By the time I was writing Journey to Ixtlan, a most mysterious mood was prevalent all around me. Don Juan Matus was applying some extremely pragmatic measures to my daily conduct. He had outlined some steps of action that he wanted me to follow rigorously. He had given me three tasks which had only the vaguest references to my world of everyday life, or to any other world. He wanted me to endeavor in my daily world to erase my personal history by any means conceivable. Then, he wanted me to stop my routines, and finally, he wanted me to dethrone my sense of self-importance.
“How am I going to accomplish all this, don Juan?” I asked him.
“I have no idea,” he responded. “None of us has any idea of how to do that pragmatically and effectively. Yet, if we start the work, we will accomplish it without ever knowing what came to aid us.
“The difficulty that you encounter is the same difficulty that I encountered myself,” he went on. “I assure you that our difficulty is born out of the total absence in our lives of the idea that would spur us to change. At the time that my teacher gave me this task, all I needed in order to make it work was the idea that it could be done. Once I had the idea, I accomplished it, without knowing how. I recommend that you do the same.”
I went into the most contorted complaints, alluding to the fact that I was a social scientist, accustomed to practical directions that had substance to them, not to something vague which was dependent on magical solutions rather than practical means.
“Say whatever you want,” don Juan responded, laughing. “Once you’re through complaining, forget about your qualms and do what I have asked you to do.”
Don Juan was right. All that I needed, or rather, all that a mysterious part of me which was not overt needed, was the idea. The ‘me’ that I had known through all my life needed infinitely more than the idea. It needed coaching, spurring, direction. I became so intrigued by my success that the tasks of erasing my routines, losing my self-importance and dropping my personal history became a sheer delight.
“You are smack in front of the warriors’ way,” don Juan said by way of explanation for my mysterious success.
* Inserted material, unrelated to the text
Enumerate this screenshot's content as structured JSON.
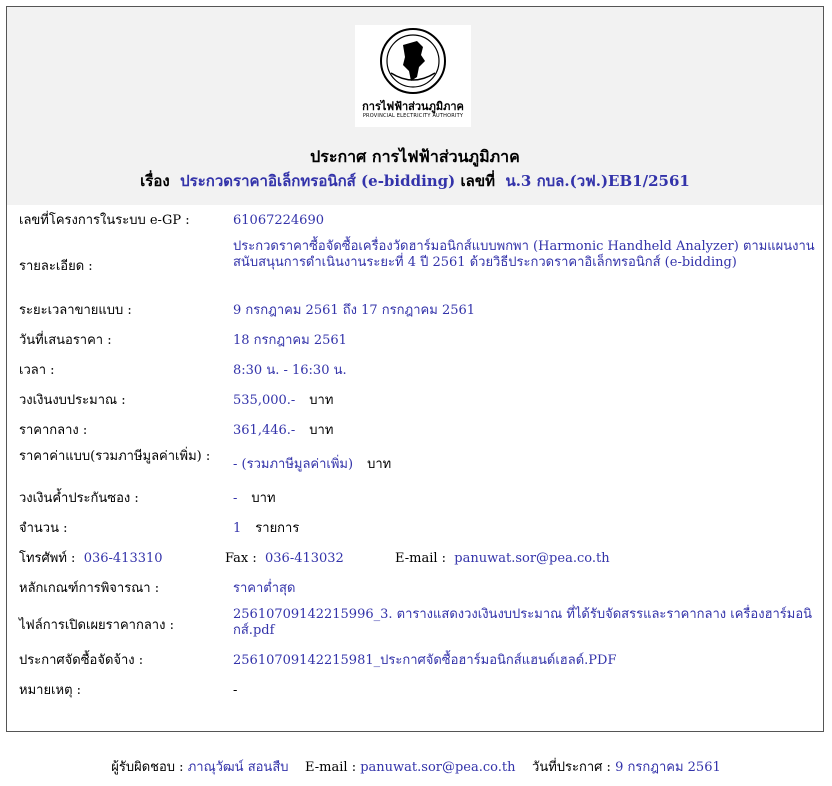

Slowly and methodically, he had guided my awareness to focus more and more intensely on an abstract elaboration of the concept of the warrior that he called the warriors’ way, the warriors’ path. He explained that the warriors’ way was a structure of ideas established by the shamans of ancient Mexico. Those shamans had derived their construct by means of their ability to see energy as it flows freely in the universe. Therefore, the warriors’ way was a most harmonious conglomerate of energetic facts, irreducible truths determined exclusively by the direction of the flow of energy in the universe. Don Juan categorically stated that there was nothing about the warriors’ way that could be argued, nothing that could be changed. It was in itself and by itself a perfect structure, and whoever followed it was corralled by energetic facts that admitted no argument, no speculation about their function and their value.
Don Juan said that those old shamans called it the warriors’ way because its structure encompassed all the living possibilities that a warrior might encounter on the path of knowledge. Those shamans were absolutely thorough and methodical in their search for such possibilities. According to don Juan, they were indeed capable of including in their abstract structure everything that is humanly possible.
Don Juan compared the warriors’ way to an edifice, with each of the elements of this edifice being a propping device whose only function was to sustain the psyche of the warrior in his role of shaman initiate, in order to make his movements easy and meaningful. He stated unequivocally that the warriors’ way was the essential construct without which shaman initiates would be shipwrecked in the immensity of the universe.
Don Juan called the warriors’ way the crowning glory of the shamans of ancient Mexico. He viewed it as their most important contribution, the essence of their sobriety.
“Is the warriors’ way that overwhelmingly important, don Juan?” I asked him once.
“‘Overwhelmingly important’ is a euphemism. The warriors’ way is everything. It is the epitome of mental and physical health. I cannot explain it in any other way. For the shamans of ancient Mexico to have created such a structure means to me that they were at the height of their power, the peak of their happiness, the apex of their joy.”
On the level of pragmatic acceptance or rejection in which I thought I was submerged at the time, to embrace the warriors’ path thoroughly and unbiasedly was nothing short of an impossibility for me. The more don Juan explained the warriors’ path, the more intense the sensation I had that he was indeed plotting to overthrow all my balance.
Don Juan’s guidance was, therefore, covert. It manifested itself with stupendous clarity, however, in the quotations drawn from Journey to Ixtlan. Don Juan had advanced on me in leaps and bounds at tremendous speed, without my being aware of it, and was suddenly breathing down my neck. I thought time and time again that I was either on the verge of accepting, in a bona fide manner, the existence of another cognitive system, or I was so thoroughly indifferent that I didn’t care whether it happened one way or the other.
Of course, there was always the option of running away from all that, but it wasn’t tenable. Somehow, don Juan’s ministrations, or my heavy use of the concept of the warrior had hardened me to the point that I was no longer that afraid. I was caught, but really, it made no difference. All I knew was that I was there with don Juan for the duration.